Saturday, December 1, 2012

Lincoln



Thriller Guy is turning the blog over to his alter ego, Allen Appel today.

Because I wrote two books about Abraham Lincoln, a lot of people have been asking me my opinion of the new Spielberg film. I liked it, which sounds like faint praise but considering how badly they could have mangled it I thought they did a good job. I do have to say, though, they screwed up by not ending the movie with the shot of Lincoln leaving the White House to go to the theatre. I would bet a thousand dollars that Tony Kushner ended his screenplay at that point and then a focus group or some dunderhead producer felt they just had to include the assassination and the scene of Lincoln giving his second inaugural speech, which looked like it had been clipped out of an earlier version and tacked on at the end.

Click to order
Click to order
         For my own Lincoln books I spent many months researching before undertaking the actual writing. I read every available biography, spent many days at the Library of Congress and looked into every Lincoln nook and cranny on the Internet. Because Lincoln was an active, speaking character in the two books I knew I had to have him tell some jokes, so I researched that area in depth. The jokes he tells in the movie are mostly ones I have heard many times. In my books I tried to put in only jokes that I hadn’t heard before and which were not recorded over and over in other books. So if you’d like to read some new Lincoln jokes, you can download the Kindle book of In Time of War, the fifth volume in my Pastmaster series, or for even more hilarity read Abraham Lincoln: Detective. This is a mystery with Lincoln taking the Sherlock Holmes role with Watson being played by his law partner, William Herndon. I think it’s a funny, intriguing look at the young Lincoln just at the point of his life shortly before he married Mary Todd.

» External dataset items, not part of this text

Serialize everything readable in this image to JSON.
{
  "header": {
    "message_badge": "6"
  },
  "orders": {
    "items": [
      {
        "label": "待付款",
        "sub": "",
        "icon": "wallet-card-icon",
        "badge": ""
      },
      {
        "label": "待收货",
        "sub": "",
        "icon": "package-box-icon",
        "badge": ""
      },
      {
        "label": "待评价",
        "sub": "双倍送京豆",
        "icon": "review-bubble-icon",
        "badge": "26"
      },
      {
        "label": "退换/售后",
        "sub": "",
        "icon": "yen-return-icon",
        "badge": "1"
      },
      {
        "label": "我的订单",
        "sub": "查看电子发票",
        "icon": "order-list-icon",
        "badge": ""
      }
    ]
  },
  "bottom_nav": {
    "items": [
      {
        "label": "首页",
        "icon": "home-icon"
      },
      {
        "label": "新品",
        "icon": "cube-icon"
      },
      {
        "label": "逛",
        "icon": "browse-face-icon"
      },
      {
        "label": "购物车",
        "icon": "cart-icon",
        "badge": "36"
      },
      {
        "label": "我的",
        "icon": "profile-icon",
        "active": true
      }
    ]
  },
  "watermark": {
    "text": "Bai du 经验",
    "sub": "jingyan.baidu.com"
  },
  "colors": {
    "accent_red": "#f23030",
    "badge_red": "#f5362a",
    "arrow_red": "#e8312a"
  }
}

For Thriller Guy’s next blog I’ll tell some of the Lincoln jokes in these two books. Meanwhile, here are two from my Lincoln joke file.

Number One: He was quite capable, however, of telling the story of the man in the theatre who placed his high hat on the adjoining seat, open side up, and becoming interested in the play, failed to note the approach of a fat dowager until she had plumped down upon it. Then gazing ruefully at the ruin of his top-piece, he reproachfully observed: "Madam, I could have told you the hat wouldn't fit before you tried it on."

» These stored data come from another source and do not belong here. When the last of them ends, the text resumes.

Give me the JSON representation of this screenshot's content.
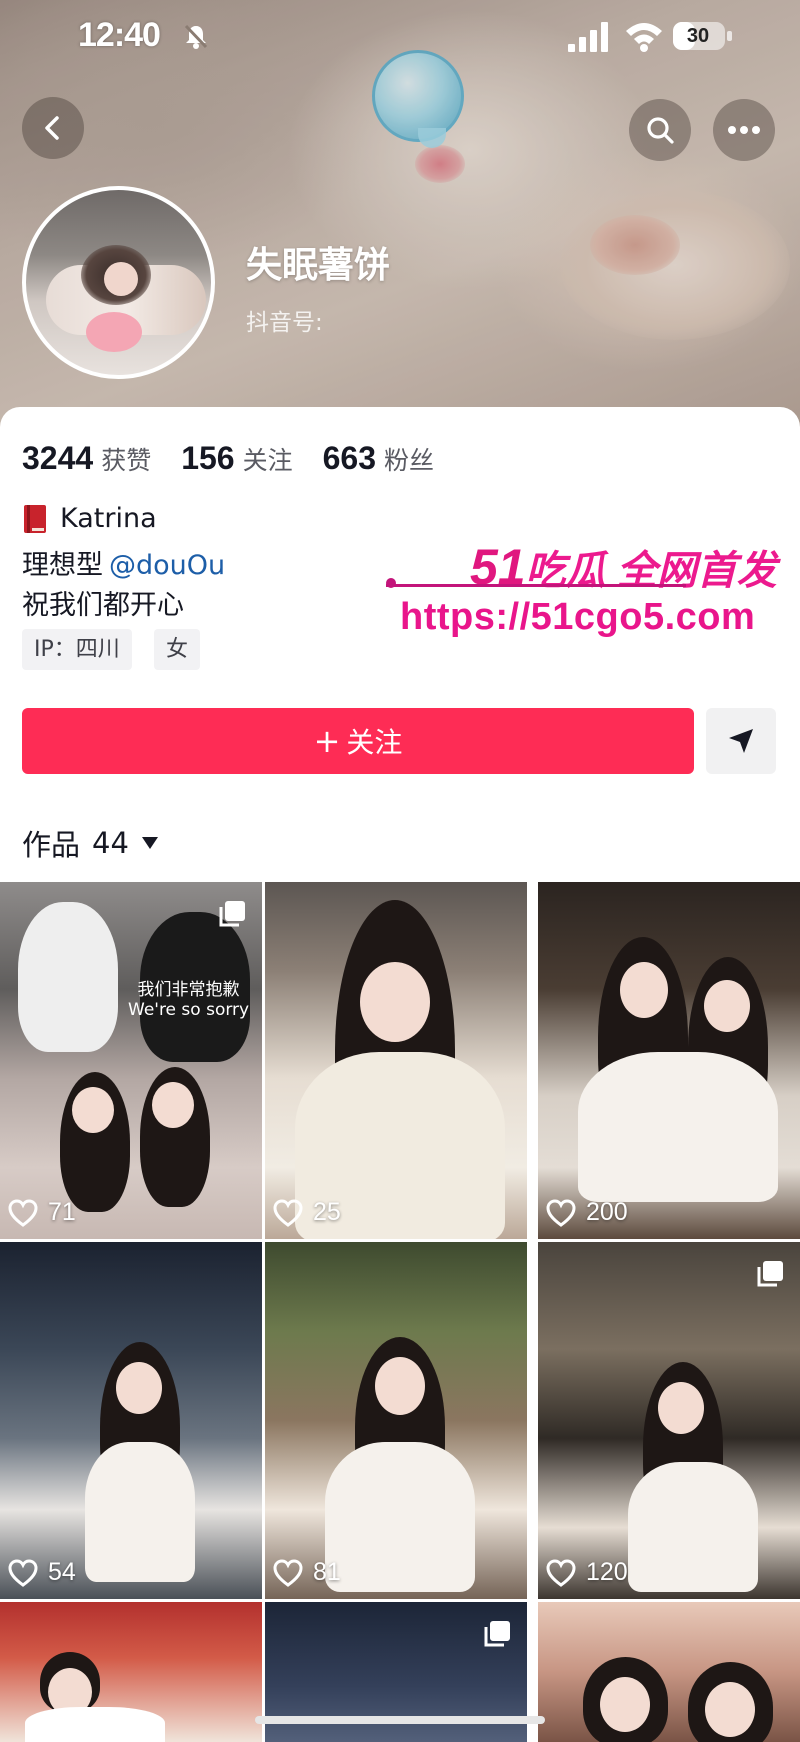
{
  "status_bar": {
    "time": "12:40",
    "battery": "30"
  },
  "profile": {
    "name": "失眠薯饼",
    "douyin_id_label": "抖音号:"
  },
  "stats": [
    {
      "value": "3244",
      "label": "获赞"
    },
    {
      "value": "156",
      "label": "关注"
    },
    {
      "value": "663",
      "label": "粉丝"
    }
  ],
  "bio": {
    "line1": "Katrina",
    "line2_prefix": "理想型",
    "line2_mention": "@douOu",
    "line3": "祝我们都开心"
  },
  "tags": {
    "ip": "IP：四川",
    "gender": "女"
  },
  "watermark": {
    "num": "51",
    "text": "吃瓜 全网首发",
    "url": "https://51cgo5.com"
  },
  "actions": {
    "follow_plus": "+",
    "follow_label": "关注"
  },
  "works": {
    "label": "作品",
    "count": "44"
  },
  "tile_caption": {
    "line1": "我们非常抱歉",
    "line2": "We're so sorry"
  },
  "grid": [
    {
      "likes": "71"
    },
    {
      "likes": "25"
    },
    {
      "likes": "200"
    },
    {
      "likes": "54"
    },
    {
      "likes": "81"
    },
    {
      "likes": "120"
    }
  ],
  "colors": {
    "follow_button": "#fe2c55",
    "mention": "#1d5ea8",
    "watermark": "#ec1a8e"
  }
}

Number Two: Trial: A small town prosecuting attorney called his first witness to the stand, an elderly grandmother. He approached her and asked, “Mrs. Jones, do you know me?” She responded, “Why yes, I do know you Mr. Williams. I’ve known you since you were a young boy. And frankly, you’ve been a disappointment to me. You lie, you cheat on your wife, you manipulate people and talk about them behind their backs. You think you’re a big shot when you haven’t the brains to realize you will never amount to anything but a two-bit paper pusher. Yes, I know you.”

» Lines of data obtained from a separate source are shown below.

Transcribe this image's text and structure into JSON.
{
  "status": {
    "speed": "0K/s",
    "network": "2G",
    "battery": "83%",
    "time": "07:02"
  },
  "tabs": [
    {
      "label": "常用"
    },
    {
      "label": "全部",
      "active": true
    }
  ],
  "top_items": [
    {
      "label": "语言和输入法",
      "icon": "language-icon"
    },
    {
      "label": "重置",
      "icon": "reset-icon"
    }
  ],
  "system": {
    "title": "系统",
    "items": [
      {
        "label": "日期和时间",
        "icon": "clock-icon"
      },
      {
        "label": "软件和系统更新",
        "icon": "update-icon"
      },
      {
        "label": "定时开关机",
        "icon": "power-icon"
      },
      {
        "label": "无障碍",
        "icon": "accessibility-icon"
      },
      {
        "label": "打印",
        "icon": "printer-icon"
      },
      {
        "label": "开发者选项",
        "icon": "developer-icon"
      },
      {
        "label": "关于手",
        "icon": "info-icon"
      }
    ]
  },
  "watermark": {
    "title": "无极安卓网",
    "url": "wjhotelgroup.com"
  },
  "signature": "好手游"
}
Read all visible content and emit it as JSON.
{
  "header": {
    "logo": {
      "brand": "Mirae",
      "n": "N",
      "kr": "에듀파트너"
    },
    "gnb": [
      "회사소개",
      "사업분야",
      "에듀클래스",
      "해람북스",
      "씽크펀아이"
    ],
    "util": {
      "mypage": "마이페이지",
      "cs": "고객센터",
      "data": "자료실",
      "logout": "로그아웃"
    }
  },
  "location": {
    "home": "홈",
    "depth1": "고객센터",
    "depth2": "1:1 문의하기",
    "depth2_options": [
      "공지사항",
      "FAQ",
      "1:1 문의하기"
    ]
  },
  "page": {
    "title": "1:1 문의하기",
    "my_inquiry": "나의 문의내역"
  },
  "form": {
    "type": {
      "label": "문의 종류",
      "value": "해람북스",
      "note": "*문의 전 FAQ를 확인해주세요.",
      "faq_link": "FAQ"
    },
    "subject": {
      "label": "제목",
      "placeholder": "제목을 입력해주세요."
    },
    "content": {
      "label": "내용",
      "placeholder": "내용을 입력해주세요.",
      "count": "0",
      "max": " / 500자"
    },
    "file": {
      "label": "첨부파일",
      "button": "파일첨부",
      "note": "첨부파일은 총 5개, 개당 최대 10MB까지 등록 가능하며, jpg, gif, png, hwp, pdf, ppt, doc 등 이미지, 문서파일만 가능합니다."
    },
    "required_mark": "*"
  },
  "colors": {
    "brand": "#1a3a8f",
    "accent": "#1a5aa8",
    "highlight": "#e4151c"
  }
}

The lawyer was stunned. Not knowing what else to do, he pointed across the room and asked, “Mrs. Jones, do you know the defense attorney?” She again replied, “Why yes, I do. I’ve known Mr. Bradley since he was a youngster, too. He’s lazy, bigoted, and he has a drinking problem. He can’t build a normal relationship with anyone and his law practice is one of the worst in the entire state. Not mention he cheated on his wife with three different women. Yes, I know him.”

At this point, the judge gaveled the courtroom to silence, called both counselors to the bench, and in a very quiet voice said, “If either of you bastards asks her if she knows me, you’ll be jailed for contempt.”